Here is a list of the 10 most common types of Cognitive Distortions from Dr. Burn's "The Feeling Good Handbook".
All-or-nothing thinking: Thinking about things in absolute terms, like “every”, “always” and“never”. I also refer to this as Black and White thinking. Few aspects of human behavior are so absolute. For example you decide you are going to go on a diet and you have something that wasn’t on your diet, you then decide you failed and give up completely. If your performance falls short of perfect, you see yourself as a total failure. All-or-nothing-thinking can contribute to depression.
- Overgeneralization: You see a single negative event as a never-ending pattern of defeat. One bad grade on a test means you will always do badly.
- Mental filter: You pick out a single negative detail and dwell on it exclusively so that your vision of all reality becomes darkened, like the drop of ink that discolors the entire beaker of water
- Disqualifying the positive: You reject positive experiences by insisting they "don't count" for some reason or other. You maintain a negative belief that is contradicted by your everyday experiences.

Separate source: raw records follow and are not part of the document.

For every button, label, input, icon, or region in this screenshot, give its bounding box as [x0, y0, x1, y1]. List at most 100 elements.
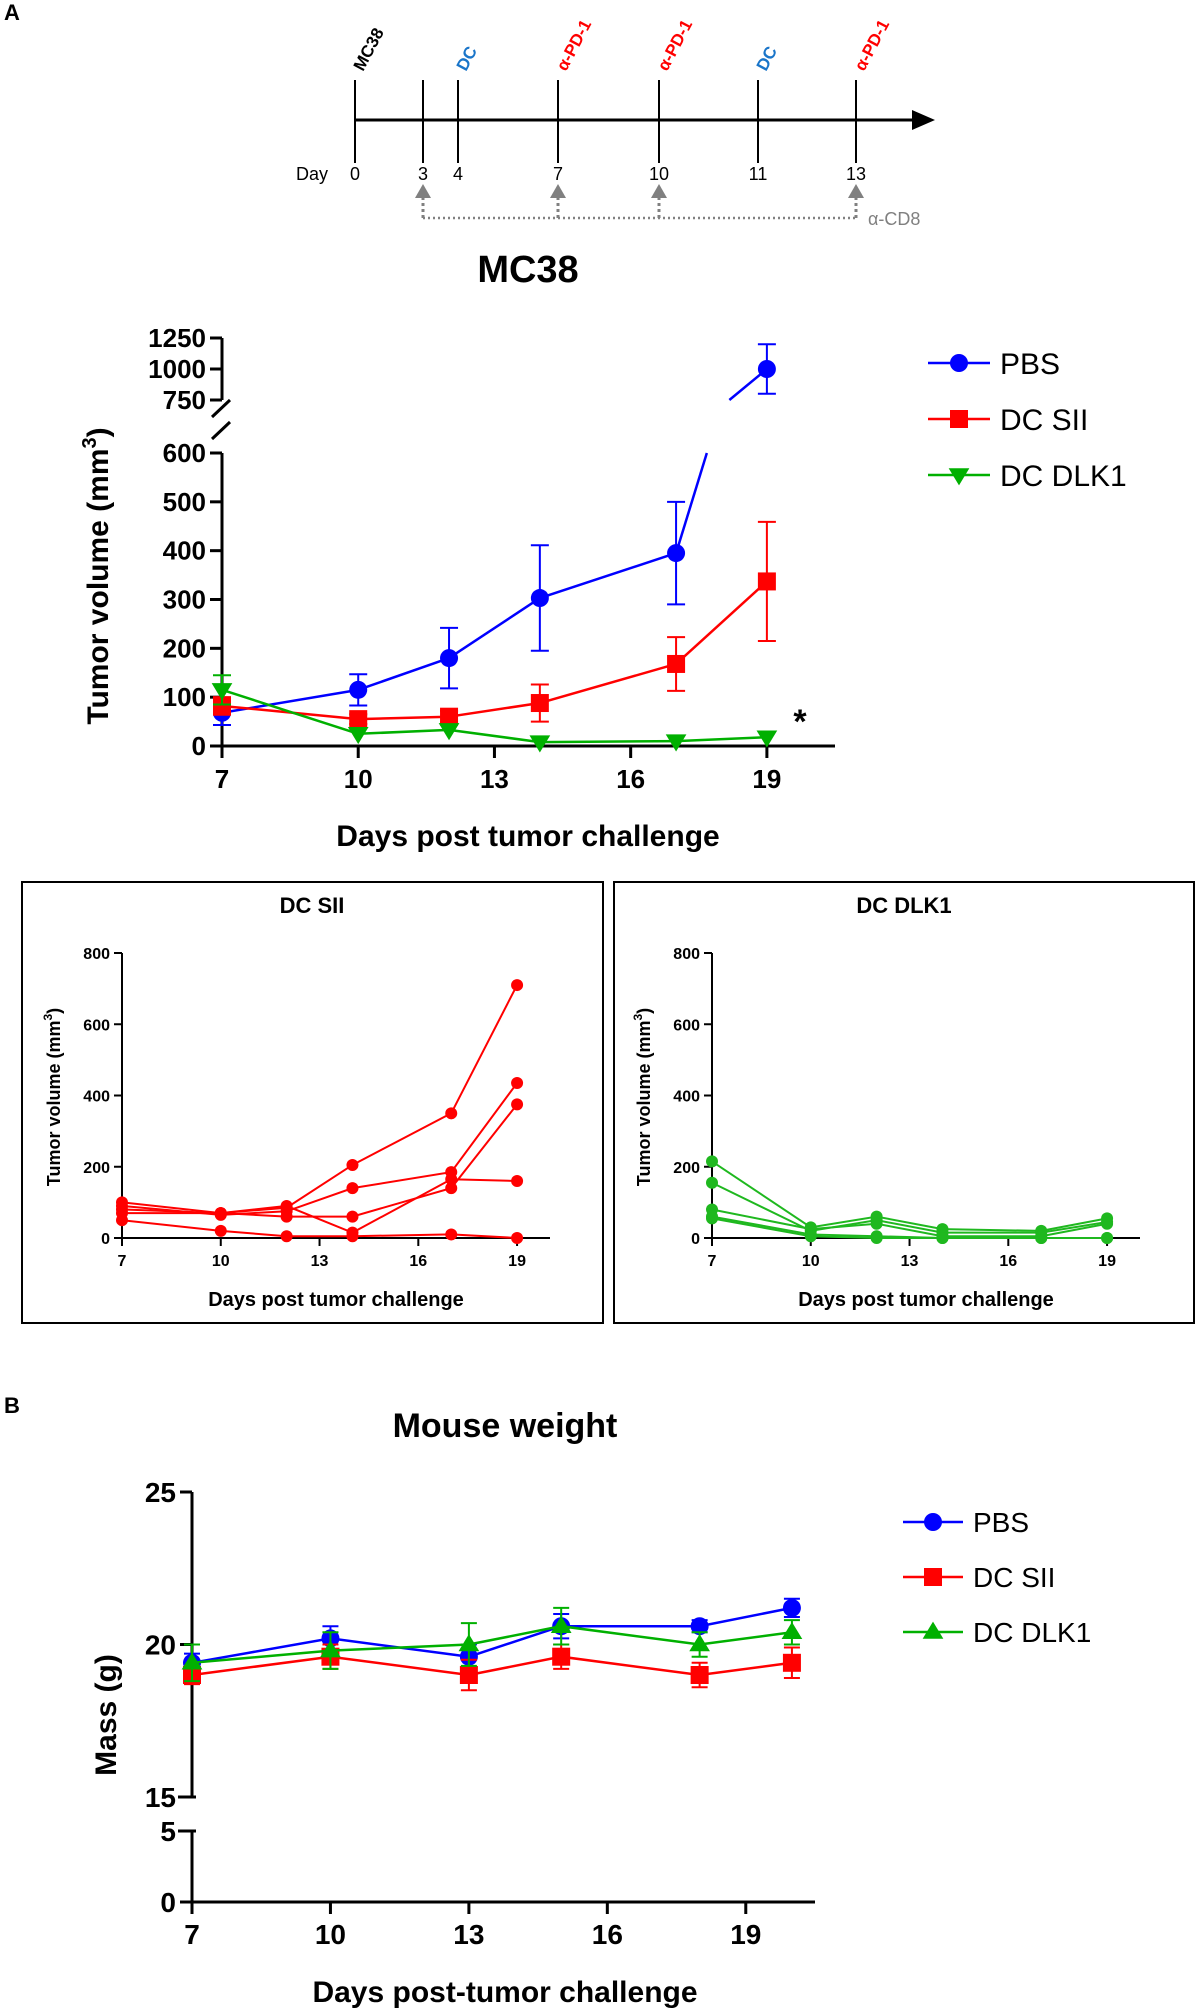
mouse-data-point	[445, 1173, 458, 1186]
mouse-data-point	[445, 1182, 458, 1195]
y-tick-label: 1000	[148, 354, 206, 384]
x-tick-label: 13	[901, 1253, 919, 1270]
y-tick-label: 200	[163, 633, 206, 663]
mouse-data-point	[870, 1217, 883, 1230]
series-line-segment	[676, 735, 767, 743]
cd8-label: α-CD8	[868, 209, 920, 229]
mouse-data-point	[346, 1158, 359, 1171]
weight-x-axis-label: Days post-tumor challenge	[312, 1976, 697, 2009]
data-point	[211, 683, 233, 701]
x-tick-label: 10	[344, 764, 373, 794]
y-tick-label: 0	[160, 1887, 176, 1918]
treatment-timeline: MC38 DC α-PD-1 α-PD-1 DC α-PD-1 Day 0 3 4 7 10 11 13 α…	[296, 17, 935, 229]
series-dc-dlk1	[181, 1606, 803, 1683]
data-point	[757, 572, 776, 591]
cd8-arrowhead	[550, 184, 566, 198]
data-point	[781, 1621, 803, 1640]
data-point	[181, 1652, 203, 1670]
y-tick-label: 400	[673, 1089, 700, 1106]
x-tick-label: 7	[184, 1919, 200, 1950]
legend-label: DC SII	[1000, 404, 1088, 437]
mouse-data-point	[511, 1077, 524, 1090]
x-tick-label: 7	[118, 1253, 127, 1270]
series-dc-sii	[213, 520, 776, 729]
mouse-data-point	[346, 1230, 359, 1243]
mouse-data-point	[936, 1232, 949, 1244]
series-line-segment	[539, 662, 677, 705]
mouse-data-point	[214, 1224, 227, 1237]
individual-mouse-series	[116, 1098, 524, 1223]
y-tick-label: 750	[163, 385, 206, 415]
mouse-data-point	[511, 1098, 524, 1111]
timeline-day-number: 11	[749, 164, 768, 184]
mouse-data-point	[870, 1232, 883, 1244]
mouse-data-point	[511, 1175, 524, 1187]
dc-sii-individual-chart: 0 200 400 600 800 7 10 13 16 19	[83, 946, 550, 1270]
data-point	[349, 710, 368, 729]
dc-dlk1-y-axis-label: Tumor volume (mm3)	[631, 1008, 654, 1186]
dc-sii-y-axis-label: Tumor volume (mm3)	[41, 1008, 64, 1186]
series-line-segment	[539, 551, 677, 600]
timeline-arrowhead	[912, 110, 935, 130]
series-line	[191, 1624, 793, 1665]
mouse-growth-line	[711, 1208, 1108, 1238]
y-tick-label: 300	[163, 585, 206, 615]
legend-label: PBS	[973, 1507, 1029, 1538]
timeline-day-number: 4	[453, 164, 463, 184]
x-tick-label: 19	[752, 764, 781, 794]
y-tick-label: 15	[145, 1782, 176, 1813]
data-point	[782, 1653, 801, 1672]
x-tick-label: 16	[592, 1919, 623, 1950]
timeline-event-label: α-PD-1	[553, 17, 596, 74]
y-tick-label: 800	[673, 946, 700, 963]
timeline-day-number: 7	[553, 164, 563, 184]
series-line-segment	[221, 688, 359, 735]
data-point	[756, 730, 778, 748]
timeline-day-number: 10	[649, 164, 669, 184]
data-point	[440, 649, 459, 668]
mouse-data-point	[706, 1176, 718, 1189]
mouse-data-point	[280, 1199, 293, 1212]
series-line-segment	[448, 596, 541, 660]
timeline-day-label: Day	[296, 164, 328, 184]
dc-dlk1-x-axis-label: Days post tumor challenge	[798, 1289, 1054, 1311]
legend-label: DC DLK1	[1000, 460, 1127, 493]
individual-mouse-series	[116, 1173, 524, 1239]
series-dc-sii	[183, 1643, 801, 1692]
individual-mouse-series	[706, 1155, 1114, 1237]
data-point	[438, 723, 460, 741]
y-tick-label: 600	[83, 1017, 110, 1034]
data-point	[530, 694, 549, 713]
series-line-segment	[674, 452, 709, 554]
series-dc-dlk1	[211, 674, 778, 753]
mouse-growth-line	[122, 1178, 518, 1234]
mouse-data-point	[346, 1210, 359, 1223]
series-line	[191, 1606, 793, 1665]
series-line-segment	[221, 688, 359, 715]
y-tick-label: 600	[673, 1017, 700, 1034]
mouse-growth-line	[711, 1181, 1108, 1234]
x-tick-label: 16	[999, 1253, 1017, 1270]
series-line-segment	[675, 580, 768, 665]
timeline-event-label: DC	[453, 43, 481, 74]
mouse-data-point	[1035, 1232, 1048, 1244]
mouse-data-point	[1101, 1217, 1114, 1230]
mouse-data-point	[346, 1182, 359, 1195]
data-point	[690, 1617, 709, 1636]
significance-annotation: *	[793, 703, 807, 741]
series-line-segment	[448, 701, 541, 718]
x-tick-label: 19	[1098, 1253, 1116, 1270]
x-tick-label: 16	[409, 1253, 427, 1270]
data-point	[665, 734, 687, 752]
dc-dlk1-chart-title: DC DLK1	[856, 893, 951, 918]
data-point	[349, 680, 368, 699]
y-tick-label: 25	[145, 1477, 176, 1508]
x-tick-label: 7	[708, 1253, 717, 1270]
series-pbs	[183, 1597, 801, 1673]
legend-marker	[950, 410, 968, 428]
mouse-weight-chart: 15 20 25 0 5 7 10 13 16 19 PBS DC SII DC DLK1	[145, 1477, 1091, 1950]
data-point	[757, 360, 776, 378]
y-tick-label: 600	[163, 438, 206, 468]
mouse-data-point	[511, 979, 524, 992]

- Jumping to conclusions: You make a negative interpretation even though there are no definite facts that convincingly support your conclusion. Examples of jumping to conclusions include: 1. Mind reading: You arbitrarily conclude that someone is reacting negatively to you and don't bother to check it out. 2. The Fortune Teller Error: You anticipate that things will turn out badly and feel convinced that your prediction is an already-established fact.
- Magnification (catastrophizing) or minimization: You exaggerate the importance of things (such as your goof-up or someone else's achievement), or you inappropriately shrink things until they appear tiny (your own desirable qualities or the other fellow's imperfections). This is also called the "binocular trick".
- "Emotional reasoning: You assume that your negative emotions necessarily reflect the way things really are: "I feel it, therefore it must be true."
- Should statements: You try to motivate yourself with shoulds and shouldn'ts, as if you had to be whipped and punished before you could be expected to do anything. "Musts" and "oughts" are also offenders. The emotional consequence is guilt. When you direct should statements toward others, you feel anger, frustration, and resentment.
- Labeling and mislabeling: This is an extreme form of overgeneralization. Instead of describing your error, you attach a negative label to yourself: "I'm a loser." When someone else's behavior rubs you the wrong way, you attach a negative label to him, "He's a damn louse." Mislabeling involves describing an event with language that is highly colored and emotionally loaded.
- Personalization: You see yourself as the cause of some negative external event for which, in fact, you were not primarily responsible.